Most adults experience discomfort after surgery and require pain medication. Vigorous activity and heavy lifting are limited for several weeks. The doctor will discuss when a person may safely return to work.
Surgery to repair a ventral hernia is generally safe and complications are uncommon. Knowing possible risks allows patients to report postoperative symptoms to their doctor as soon as they occur.
Risk of general anesthesia. Before surgery, the anesthesiologist-a doctor who administers anesthesia-reviews the risks of anesthesia with the patient and asks about medical history and allergies to medications. Complications most likely occur in older people and those with other medical conditions. Common complications include nausea, vomiting, urinary retention, sore throat, and headache. More serious problems include heart attack, stroke, pneumonia, and blood clots in the legs.
Getting out of bed after surgery and moving as soon as the doctor allows will help reduce the risk of complications such as pneumonia and blood clots.
Hernia recurrence. A hernia can recur up to several years after repair. Recurrence is the most common complication of inguinal hernia repair, causing patients to undergo a second operation.
Bleeding. Bleeding inside the incision is another complication of inguinal hernia repair. It can cause severe swelling and bluish discoloration of the skin around the incision. Surgery may be necessary to open the incision and stop the bleeding. Bleeding is unusual and occurs in less than 2 percent of patients.
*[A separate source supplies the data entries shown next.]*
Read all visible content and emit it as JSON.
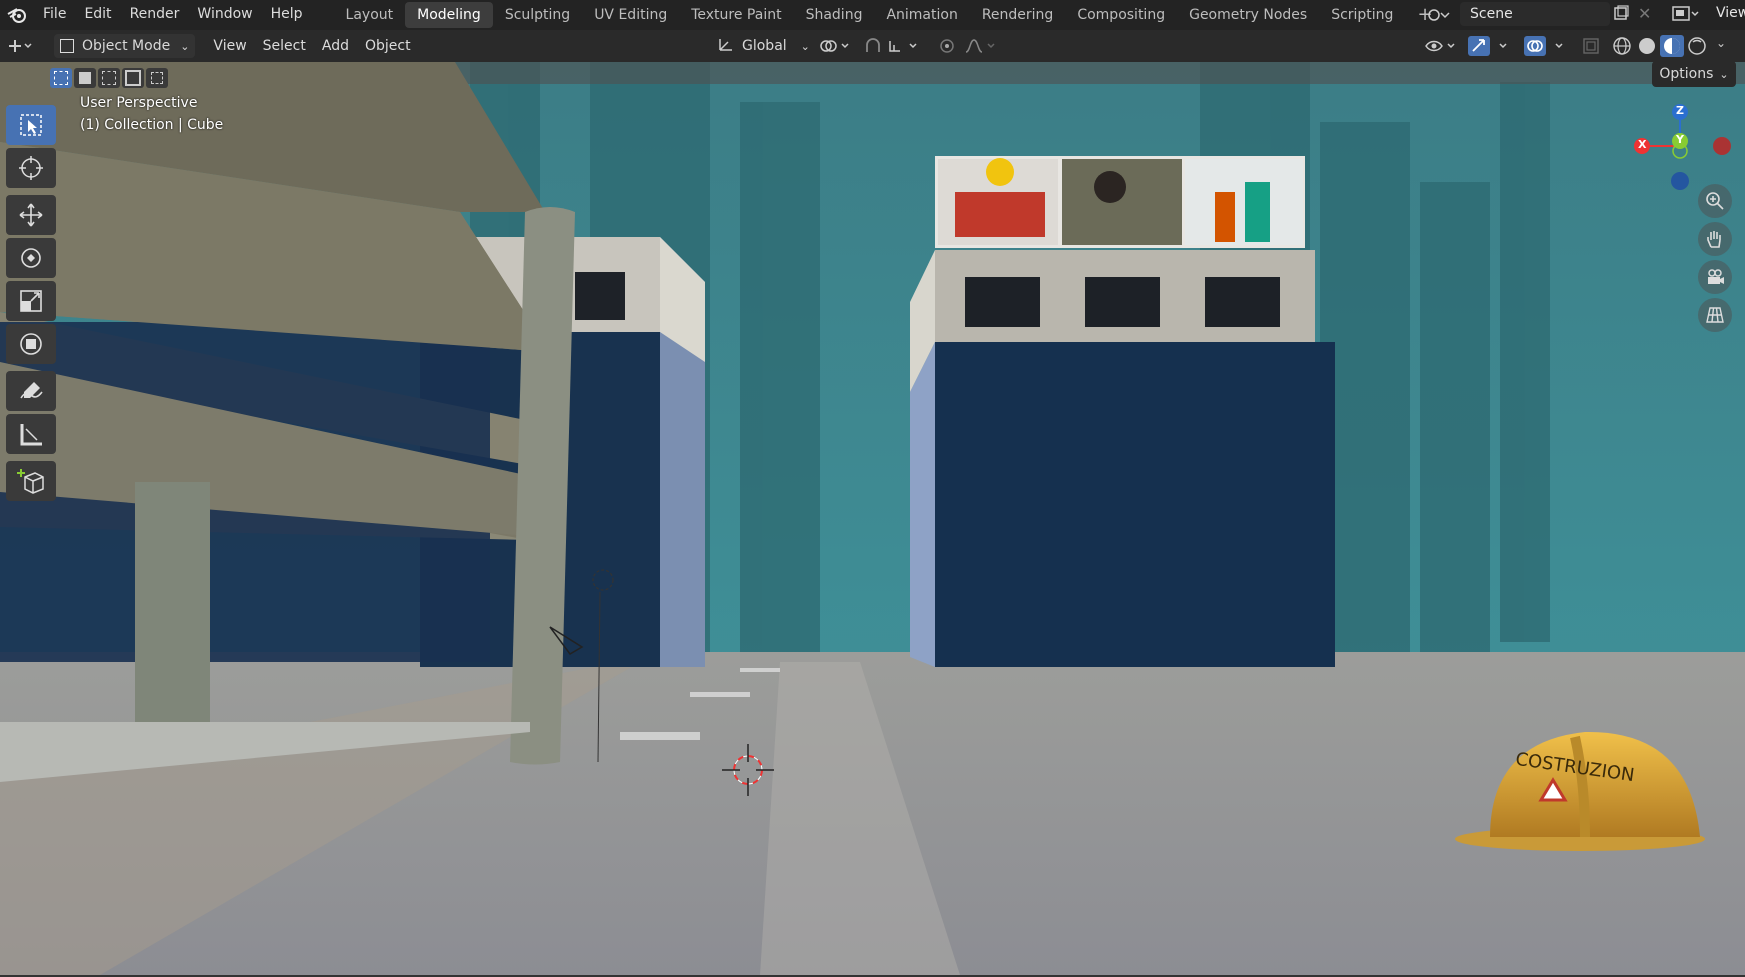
{
  "menus": [
    "File",
    "Edit",
    "Render",
    "Window",
    "Help"
  ],
  "workspaces": [
    "Layout",
    "Modeling",
    "Sculpting",
    "UV Editing",
    "Texture Paint",
    "Shading",
    "Animation",
    "Rendering",
    "Compositing",
    "Geometry Nodes",
    "Scripting"
  ],
  "active_workspace": "Modeling",
  "scene_name": "Scene",
  "view_label": "View",
  "header": {
    "mode": "Object Mode",
    "menus": [
      "View",
      "Select",
      "Add",
      "Object"
    ],
    "transform_orientation": "Global"
  },
  "viewport": {
    "perspective": "User Perspective",
    "collection": "(1) Collection | Cube",
    "options_label": "Options",
    "gizmo": {
      "z": "Z",
      "y": "Y",
      "x": "X"
    },
    "helmet_text": "COSTRUZION"
  },
  "tools": [
    "select-box",
    "cursor",
    "move",
    "rotate",
    "scale",
    "transform",
    "annotate",
    "measure",
    "add-cube"
  ],
  "colors": {
    "active_tab": "#3d3d3d",
    "accent": "#4772b3",
    "sky": "#3f8c92",
    "building": "#16304f",
    "helmet": "#e0a83a"
  }
}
Wound infection. The risk of wound infection is small-less than 2 percent-and is more likely to occur in older adults and people who undergo more complex hernia repair.2 The person may experience a fever, discharge from the incision, and redness, swelling, or tenderness around the incision. Postoperative infection requires antibiotics and, occasionally, another procedure requiring local anesthesia to make a small opening in the incision and drain the infection.
Painful scar. Sometimes people experience sharp, tingling pain in a specific area near the incision after it has healed. The pain usually resolves with time. Medicine may be injected in the area if the pain continues.Injury to internal organs. Although extremely rare, injury to the intestine, bladder, kidneys, nerves and blood vessels leading to the legs, internal female organs, and vas deferens-the tube that carries sperm-can occur during hernia surgery and may lead to more operations.